Another question I was asked recently - last week - was from my Dad. He asked me whether I was going to the memorial this year. I wrote about this last year, which was the first time I hadn't attended the memorial. I still feel now as I do then, but less guilty. I answered my parents as I truly feel: if Witnesses are right, I would go to every meeting, not just one a year. The thing is, I don't class myself with the small group of mankind that call themselves Witnesses. I class myself with, stand proudly with, everyone else. Even if God, as Witnesses believe, stands with them to the eternal detriment of everyone else - I'm standing right here. I don't believe in that God, the God who doesn't stand for everyone else, even if he's the true God. Because everyone else is to all intents and purpose everyone, and a God who doesn't stand for them is no one. I suppose you could say this about any religion that claims Gott Mit uns, and I think that's right. My Dad said that I was bloodguilty if I didn't go - because I have known the truth, and rejected it, so to speak. Trampled on Christ, so to speak. Well, that's your opinion Dad, I'm afraid that's all it boils down too, even if you can find a lot of people who would agree with you (more wouldn't). My Mum said she would rather live with a hope even if that hope turned out to be false.

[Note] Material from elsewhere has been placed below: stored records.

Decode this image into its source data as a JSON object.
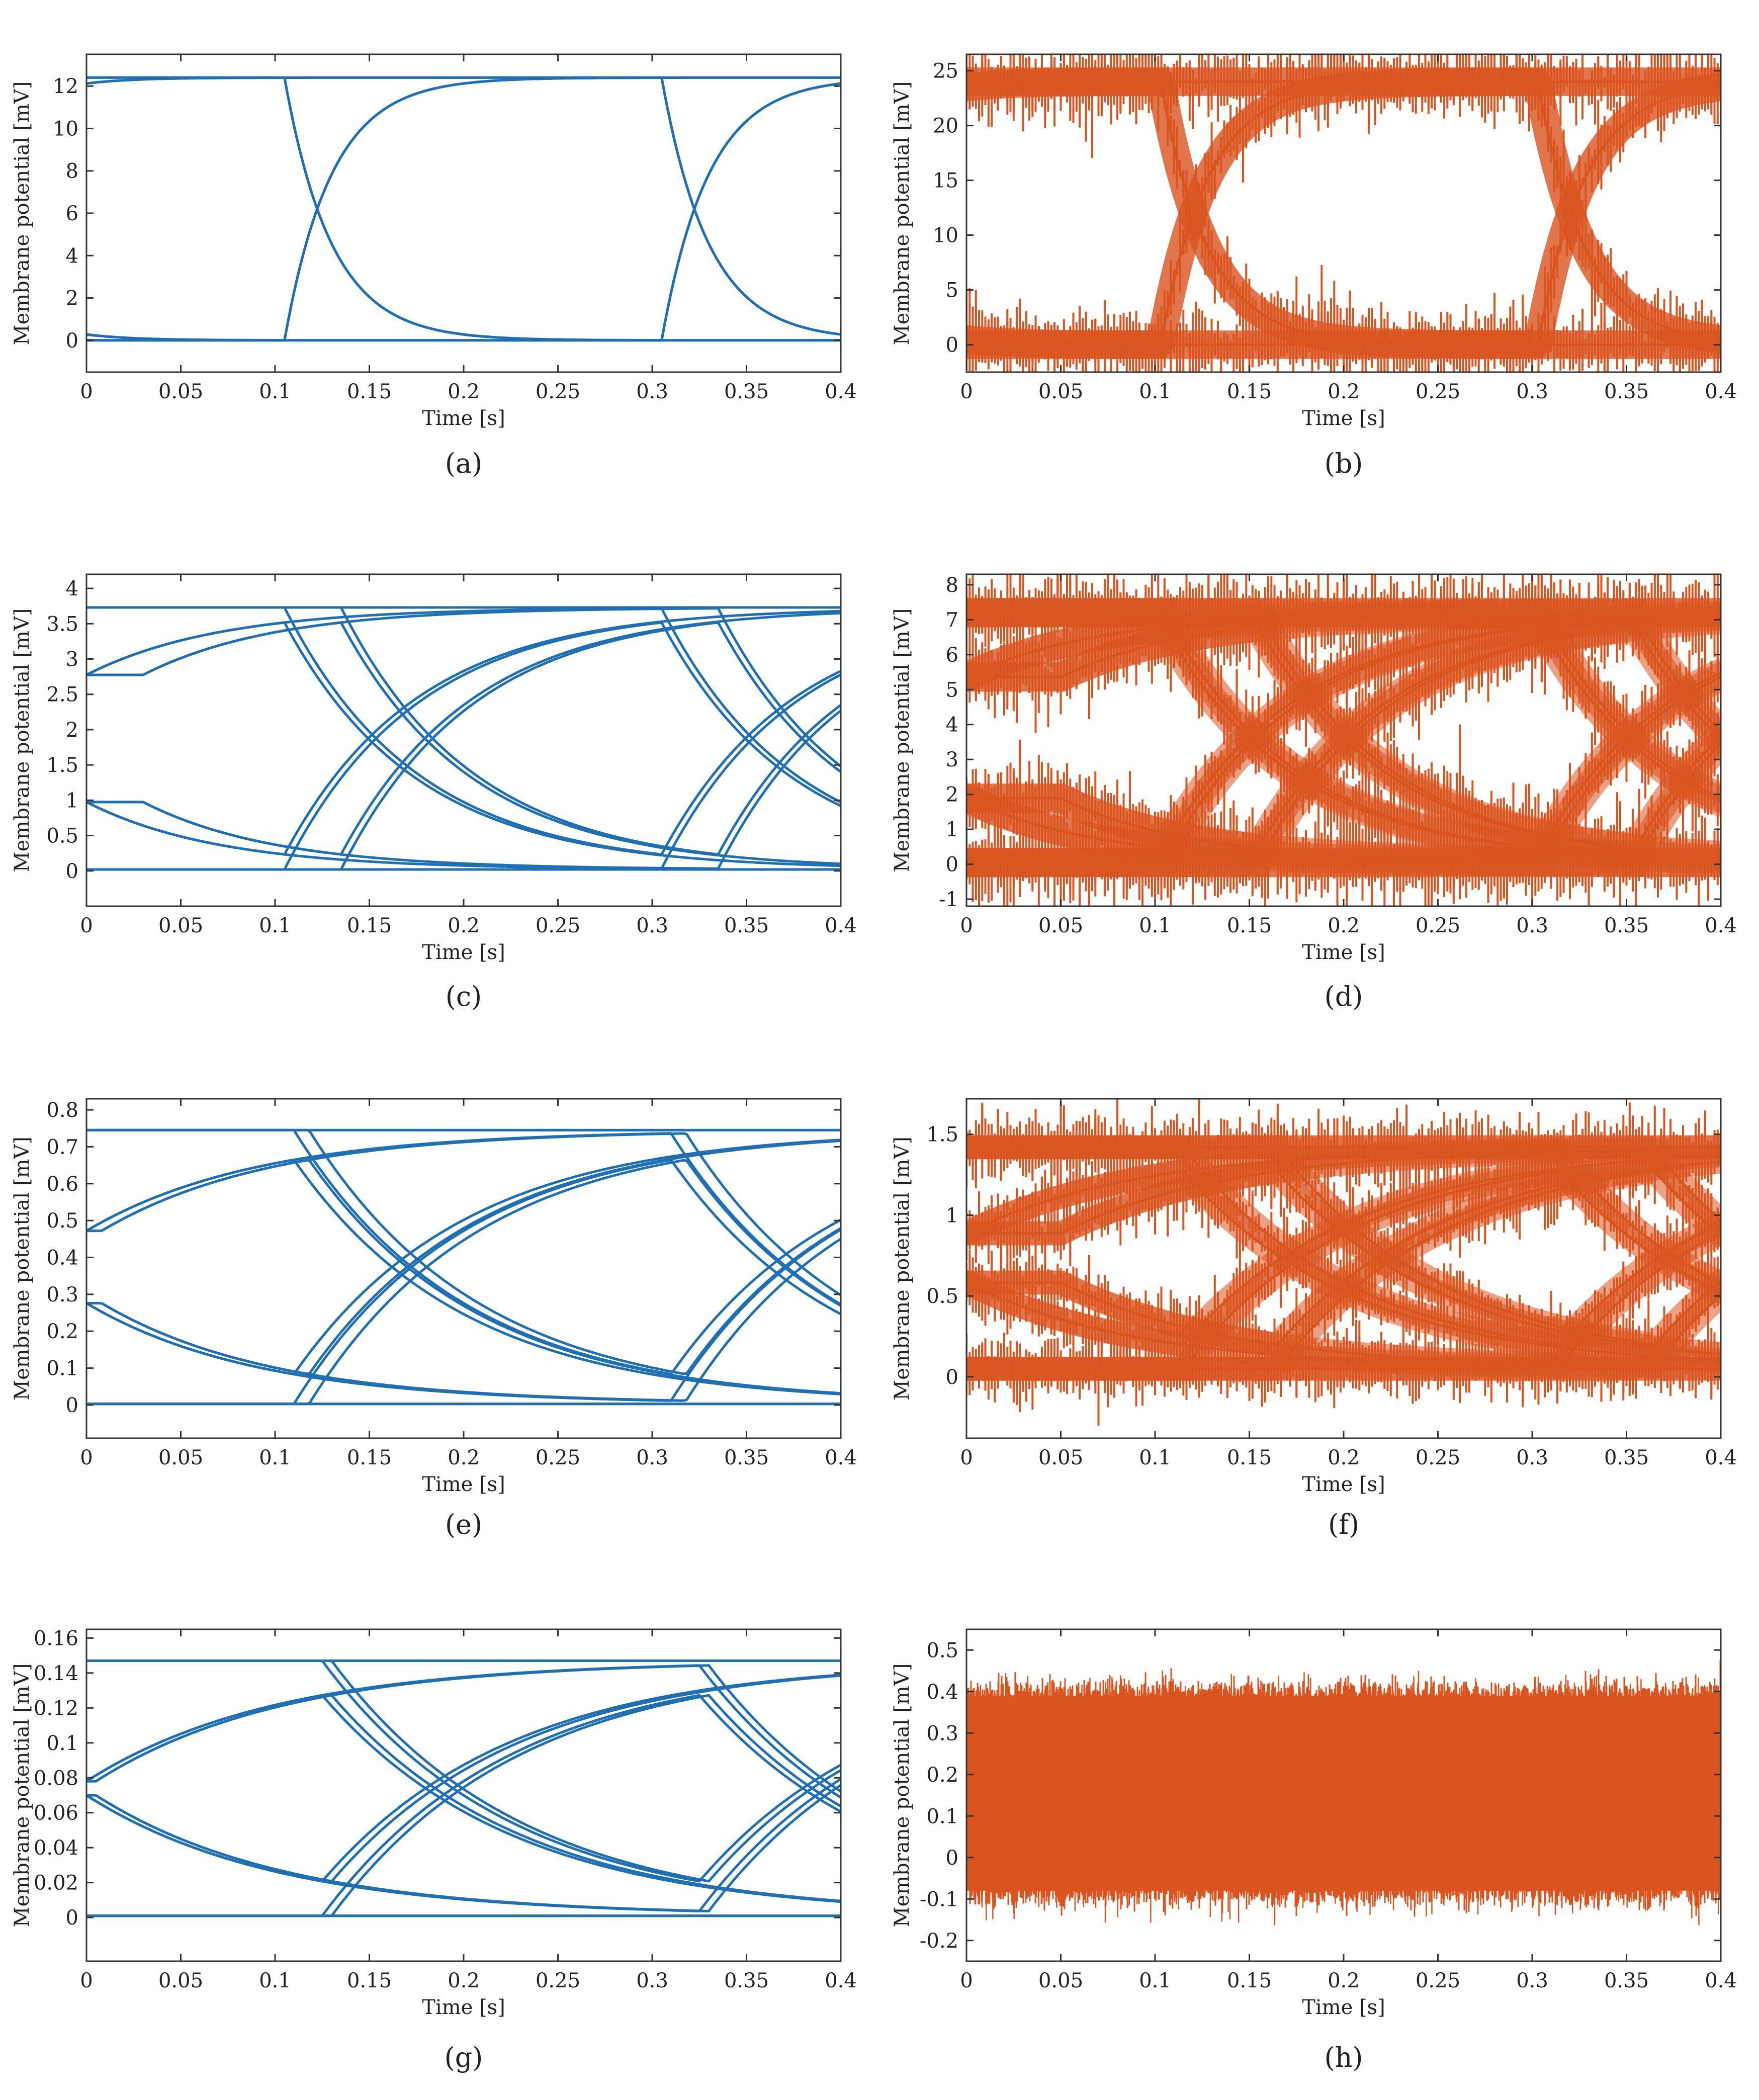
{
  "figure": {
    "panels": [
      "(a)",
      "(b)",
      "(c)",
      "(d)",
      "(e)",
      "(f)",
      "(g)",
      "(h)"
    ]
  },
  "colors": {
    "blue": "#1f6fb5",
    "orange": "#d9541f",
    "axis": "#333333"
  },
  "chart_data": [
    {
      "id": "a",
      "caption": "(a)",
      "type": "line",
      "style": "clean",
      "xlabel": "Time [s]",
      "ylabel": "Membrane potential [mV]",
      "xlim": [
        0,
        0.4
      ],
      "ylim": [
        -1.5,
        13.5
      ],
      "xticks": [
        0,
        0.05,
        0.1,
        0.15,
        0.2,
        0.25,
        0.3,
        0.35,
        0.4
      ],
      "xtick_labels": [
        "0",
        "0.05",
        "0.1",
        "0.15",
        "0.2",
        "0.25",
        "0.3",
        "0.35",
        "0.4"
      ],
      "yticks": [
        0,
        2,
        4,
        6,
        8,
        10,
        12
      ],
      "ytick_labels": [
        "0",
        "2",
        "4",
        "6",
        "8",
        "10",
        "12"
      ],
      "color": "#1f6fb5",
      "high": 12.4,
      "low": 0,
      "tau_rise": 0.025,
      "tau_fall": 0.025,
      "transitions": [
        0.105,
        0.305
      ],
      "pair_gap": 0,
      "noise": 0
    },
    {
      "id": "b",
      "caption": "(b)",
      "type": "line",
      "style": "noisy",
      "xlabel": "Time [s]",
      "ylabel": "Membrane potential [mV]",
      "xlim": [
        0,
        0.4
      ],
      "ylim": [
        -2.5,
        26.5
      ],
      "xticks": [
        0,
        0.05,
        0.1,
        0.15,
        0.2,
        0.25,
        0.3,
        0.35,
        0.4
      ],
      "xtick_labels": [
        "0",
        "0.05",
        "0.1",
        "0.15",
        "0.2",
        "0.25",
        "0.3",
        "0.35",
        "0.4"
      ],
      "yticks": [
        0,
        5,
        10,
        15,
        20,
        25
      ],
      "ytick_labels": [
        "0",
        "5",
        "10",
        "15",
        "20",
        "25"
      ],
      "color": "#d9541f",
      "high": 24,
      "low": 0,
      "tau_rise": 0.025,
      "tau_fall": 0.025,
      "transitions": [
        0.103,
        0.303
      ],
      "pair_gap": 0,
      "noise": 0.12
    },
    {
      "id": "c",
      "caption": "(c)",
      "type": "line",
      "style": "clean",
      "xlabel": "Time [s]",
      "ylabel": "Membrane potential [mV]",
      "xlim": [
        0,
        0.4
      ],
      "ylim": [
        -0.5,
        4.2
      ],
      "xticks": [
        0,
        0.05,
        0.1,
        0.15,
        0.2,
        0.25,
        0.3,
        0.35,
        0.4
      ],
      "xtick_labels": [
        "0",
        "0.05",
        "0.1",
        "0.15",
        "0.2",
        "0.25",
        "0.3",
        "0.35",
        "0.4"
      ],
      "yticks": [
        0,
        0.5,
        1,
        1.5,
        2,
        2.5,
        3,
        3.5,
        4
      ],
      "ytick_labels": [
        "0",
        "0.5",
        "1",
        "1.5",
        "2",
        "2.5",
        "3",
        "3.5",
        "4"
      ],
      "color": "#1f6fb5",
      "high": 3.73,
      "low": 0.02,
      "tau_rise": 0.07,
      "tau_fall": 0.07,
      "transitions": [
        0.105,
        0.305
      ],
      "pair_gap": 0.03,
      "noise": 0
    },
    {
      "id": "d",
      "caption": "(d)",
      "type": "line",
      "style": "noisy",
      "xlabel": "Time [s]",
      "ylabel": "Membrane potential [mV]",
      "xlim": [
        0,
        0.4
      ],
      "ylim": [
        -1.2,
        8.3
      ],
      "xticks": [
        0,
        0.05,
        0.1,
        0.15,
        0.2,
        0.25,
        0.3,
        0.35,
        0.4
      ],
      "xtick_labels": [
        "0",
        "0.05",
        "0.1",
        "0.15",
        "0.2",
        "0.25",
        "0.3",
        "0.35",
        "0.4"
      ],
      "yticks": [
        -1,
        0,
        1,
        2,
        3,
        4,
        5,
        6,
        7,
        8
      ],
      "ytick_labels": [
        "-1",
        "0",
        "1",
        "2",
        "3",
        "4",
        "5",
        "6",
        "7",
        "8"
      ],
      "color": "#d9541f",
      "high": 7.2,
      "low": 0.05,
      "tau_rise": 0.07,
      "tau_fall": 0.07,
      "transitions": [
        0.105,
        0.305
      ],
      "pair_gap": 0.05,
      "noise": 0.13
    },
    {
      "id": "e",
      "caption": "(e)",
      "type": "line",
      "style": "clean",
      "xlabel": "Time [s]",
      "ylabel": "Membrane potential [mV]",
      "xlim": [
        0,
        0.4
      ],
      "ylim": [
        -0.09,
        0.83
      ],
      "xticks": [
        0,
        0.05,
        0.1,
        0.15,
        0.2,
        0.25,
        0.3,
        0.35,
        0.4
      ],
      "xtick_labels": [
        "0",
        "0.05",
        "0.1",
        "0.15",
        "0.2",
        "0.25",
        "0.3",
        "0.35",
        "0.4"
      ],
      "yticks": [
        0,
        0.1,
        0.2,
        0.3,
        0.4,
        0.5,
        0.6,
        0.7,
        0.8
      ],
      "ytick_labels": [
        "0",
        "0.1",
        "0.2",
        "0.3",
        "0.4",
        "0.5",
        "0.6",
        "0.7",
        "0.8"
      ],
      "color": "#1f6fb5",
      "high": 0.745,
      "low": 0.003,
      "tau_rise": 0.09,
      "tau_fall": 0.09,
      "transitions": [
        0.11,
        0.31
      ],
      "pair_gap": 0.008,
      "noise": 0
    },
    {
      "id": "f",
      "caption": "(f)",
      "type": "line",
      "style": "noisy",
      "xlabel": "Time [s]",
      "ylabel": "Membrane potential [mV]",
      "xlim": [
        0,
        0.4
      ],
      "ylim": [
        -0.38,
        1.72
      ],
      "xticks": [
        0,
        0.05,
        0.1,
        0.15,
        0.2,
        0.25,
        0.3,
        0.35,
        0.4
      ],
      "xtick_labels": [
        "0",
        "0.05",
        "0.1",
        "0.15",
        "0.2",
        "0.25",
        "0.3",
        "0.35",
        "0.4"
      ],
      "yticks": [
        0,
        0.5,
        1,
        1.5
      ],
      "ytick_labels": [
        "0",
        "0.5",
        "1",
        "1.5"
      ],
      "color": "#d9541f",
      "high": 1.42,
      "low": 0.05,
      "tau_rise": 0.09,
      "tau_fall": 0.09,
      "transitions": [
        0.115,
        0.315
      ],
      "pair_gap": 0.05,
      "noise": 0.12
    },
    {
      "id": "g",
      "caption": "(g)",
      "type": "line",
      "style": "clean",
      "xlabel": "Time [s]",
      "ylabel": "Membrane potential [mV]",
      "xlim": [
        0,
        0.4
      ],
      "ylim": [
        -0.025,
        0.165
      ],
      "xticks": [
        0,
        0.05,
        0.1,
        0.15,
        0.2,
        0.25,
        0.3,
        0.35,
        0.4
      ],
      "xtick_labels": [
        "0",
        "0.05",
        "0.1",
        "0.15",
        "0.2",
        "0.25",
        "0.3",
        "0.35",
        "0.4"
      ],
      "yticks": [
        0,
        0.02,
        0.04,
        0.06,
        0.08,
        0.1,
        0.12,
        0.14,
        0.16
      ],
      "ytick_labels": [
        "0",
        "0.02",
        "0.04",
        "0.06",
        "0.08",
        "0.1",
        "0.12",
        "0.14",
        "0.16"
      ],
      "color": "#1f6fb5",
      "high": 0.147,
      "low": 0.001,
      "tau_rise": 0.1,
      "tau_fall": 0.1,
      "transitions": [
        0.125,
        0.325
      ],
      "pair_gap": 0.005,
      "noise": 0
    },
    {
      "id": "h",
      "caption": "(h)",
      "type": "line",
      "style": "band",
      "xlabel": "Time [s]",
      "ylabel": "Membrane potential [mV]",
      "xlim": [
        0,
        0.4
      ],
      "ylim": [
        -0.25,
        0.55
      ],
      "xticks": [
        0,
        0.05,
        0.1,
        0.15,
        0.2,
        0.25,
        0.3,
        0.35,
        0.4
      ],
      "xtick_labels": [
        "0",
        "0.05",
        "0.1",
        "0.15",
        "0.2",
        "0.25",
        "0.3",
        "0.35",
        "0.4"
      ],
      "yticks": [
        -0.2,
        -0.1,
        0,
        0.1,
        0.2,
        0.3,
        0.4,
        0.5
      ],
      "ytick_labels": [
        "-0.2",
        "-0.1",
        "0",
        "0.1",
        "0.2",
        "0.3",
        "0.4",
        "0.5"
      ],
      "color": "#d9541f",
      "band_low": -0.08,
      "band_high": 0.39,
      "spike_low": -0.18,
      "spike_high": 0.46
    }
  ]
}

I basically said that's fine by me, but I wouldn't, personally. Dad proceeded to lambast the various "other" religions that I (in his eyes) was seemingly defending, but I asked him to consider the famous slogan worn proudly by early Witnesses. I said I'm not defending any religion, I agree with the guy, a Watchtower president, who said "Religion is a snare and a racket". Is, not was. A snare from which I feel I am still painfully pulling myself.